Le paludisme ou malaria
Malaria signifie mauvais air et c’est le nom privilégié par les anglo-saxons pour qualifier le paludisme. Le paludisme caractérise une maladie infectieuse que l’on doit à la piqûre de certains moustiques et uniquement des moustiques femelles. Plus de 200 millions de personnes sont atteintes de paludisme dans le monde et en 2009, la maladie a fait 800 000 morts. En afrique, un enfant meurt de paludisme toutes les 30 secondes.

En France, ce sont environ 5000 cas qui ont été importés en 2008. Les premiers touchés sont les enfants de 5 ans et la zone la plus contaminée demeure l’Afrique subsaharienne. Si vous êtes enceinte et infectée, vous avez des risques de transmettre en paludisme à votre bébé. La période d’incubation est de 1 à 3 semaines.

Comment se manifeste une crise de paludisme
Le virus du paludisme pénètre le foie progressivement jusqu’à infester les globules rouges et ainsi pouvoir se multiplier. Le signe principal demeure une poussée de fièvre qui si elle survient dans les 3 mois d’un voyage dans un pays touché par le paludisme doit être traitée en urgence. En plus de la fièvre, des tremblements et autres sueurs froides et d’une anémie, vous pouvez avoir des douleurs diffuses, une diarrhée et des nausées. Parfois, dans certains cas, peuvent survenir un ictère, un dysfonctionnement du rein ou des troubles de la conscience. Les crises durent environ 6 à 8 heures sur une durée de 3 semaines avant de s’éteindre complètement. Le patient souffre alors d’une fatigue intense.

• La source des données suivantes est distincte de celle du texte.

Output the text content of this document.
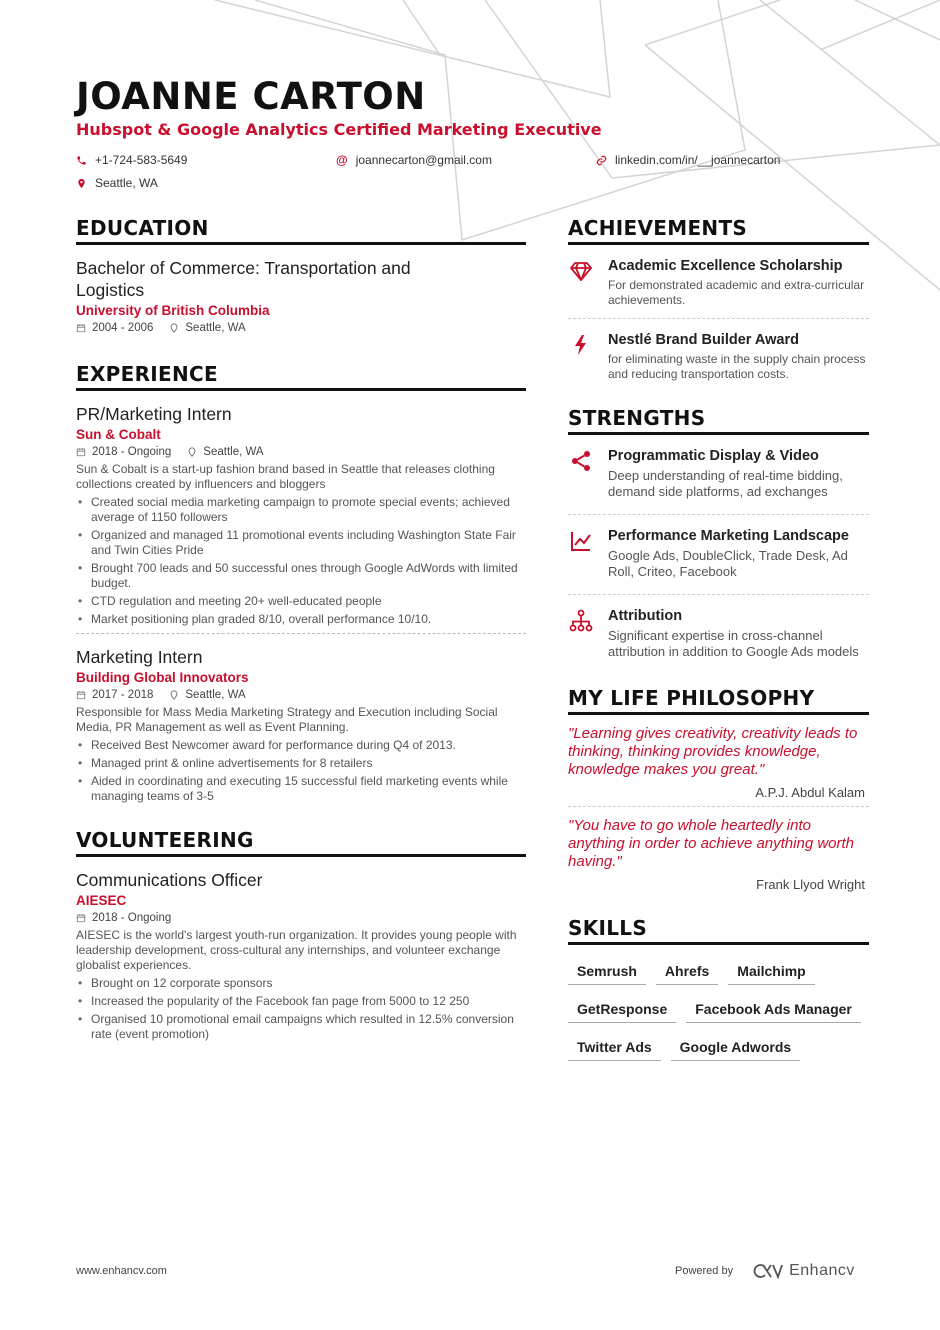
JOANNE CARTON
Hubspot & Google Analytics Certified Marketing Executive
+1-724-583-5649	@ joannecarton@gmail.com	linkedin.com/in/__joannecarton
Seattle, WA
EDUCATION
Bachelor of Commerce: Transportation and Logistics
University of British Columbia
2004 - 2006	Seattle, WA
EXPERIENCE
PR/Marketing Intern
Sun & Cobalt
2018 - Ongoing	Seattle, WA
Sun & Cobalt is a start-up fashion brand based in Seattle that releases clothing collections created by influencers and bloggers
• Created social media marketing campaign to promote special events; achieved average of 1150 followers
• Organized and managed 11 promotional events including Washington State Fair and Twin Cities Pride
• Brought 700 leads and 50 successful ones through Google AdWords with limited budget.
• CTD regulation and meeting 20+ well-educated people
• Market positioning plan graded 8/10, overall performance 10/10.
Marketing Intern
Building Global Innovators
2017 - 2018	Seattle, WA
Responsible for Mass Media Marketing Strategy and Execution including Social Media, PR Management as well as Event Planning.
• Received Best Newcomer award for performance during Q4 of 2013.
• Managed print & online advertisements for 8 retailers
• Aided in coordinating and executing 15 successful field marketing events while managing teams of 3-5
VOLUNTEERING
Communications Officer
AIESEC
2018 - Ongoing
AIESEC is the world's largest youth-run organization. It provides young people with leadership development, cross-cultural any internships, and volunteer exchange globalist experiences.
• Brought on 12 corporate sponsors
• Increased the popularity of the Facebook fan page from 5000 to 12 250
• Organised 10 promotional email campaigns which resulted in 12.5% conversion rate (event promotion)
ACHIEVEMENTS
Academic Excellence Scholarship
For demonstrated academic and extra-curricular achievements.
Nestlé Brand Builder Award
for eliminating waste in the supply chain process and reducing transportation costs.
STRENGTHS
Programmatic Display & Video
Deep understanding of real-time bidding, demand side platforms, ad exchanges
Performance Marketing Landscape
Google Ads, DoubleClick, Trade Desk, Ad Roll, Criteo, Facebook
Attribution
Significant expertise in cross-channel attribution in addition to Google Ads models
MY LIFE PHILOSOPHY
"Learning gives creativity, creativity leads to thinking, thinking provides knowledge, knowledge makes you great."
A.P.J. Abdul Kalam
"You have to go whole heartedly into anything in order to achieve anything worth having."
Frank Llyod Wright
SKILLS
Semrush	Ahrefs	Mailchimp
GetResponse	Facebook Ads Manager
Twitter Ads	Google Adwords
www.enhancv.com	Powered by	Enhancv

Le traitement antipaludéen
Si vous ressentez les symptômes décrits plus haut et que vous revenez d’un pays impaludé, mieux consulter rapidement et vous rendre dans un laboratoire spécialisé qui confirmera la présence du parasite dans le sang. Les molécules les plus connues pour enrayer le parasite sont la chloroquine ou la quinine. D’autres, comme la méfloquine, sont utilisées dans les régions où vivent des parasites résistants à la chloroquine. Autrement dit, mieux vaut vous rendre dans un institut type Institut Pasteur avant de faire un voyage à l’étranger, histoire d’avoir le bon traitement antipaludéen. Ensuite, ce traitement n’étant pas suffisant, il vous sera fortement conseillée d’emmener avec vous une moustiquaire, un anti-moustiques, des vêtements longs. Côté vaccins, la recherche avance mais avec la mutation du virus, devenant résistant aux traitements actuels et avec la libre circulation des personnes, les choses se compliquent. Le paludisme réapparaît ainsi là où il avait disparu de même qu’en 2006, des cas de paludisme ont même été constatés à l’aéroport de Heathrow, d’Amsterdam et en Corse. Or, ces personnes n’ayant pas voyagé en zones impaludées, il semblerait que le parasite ait fait route jusqu’à eux…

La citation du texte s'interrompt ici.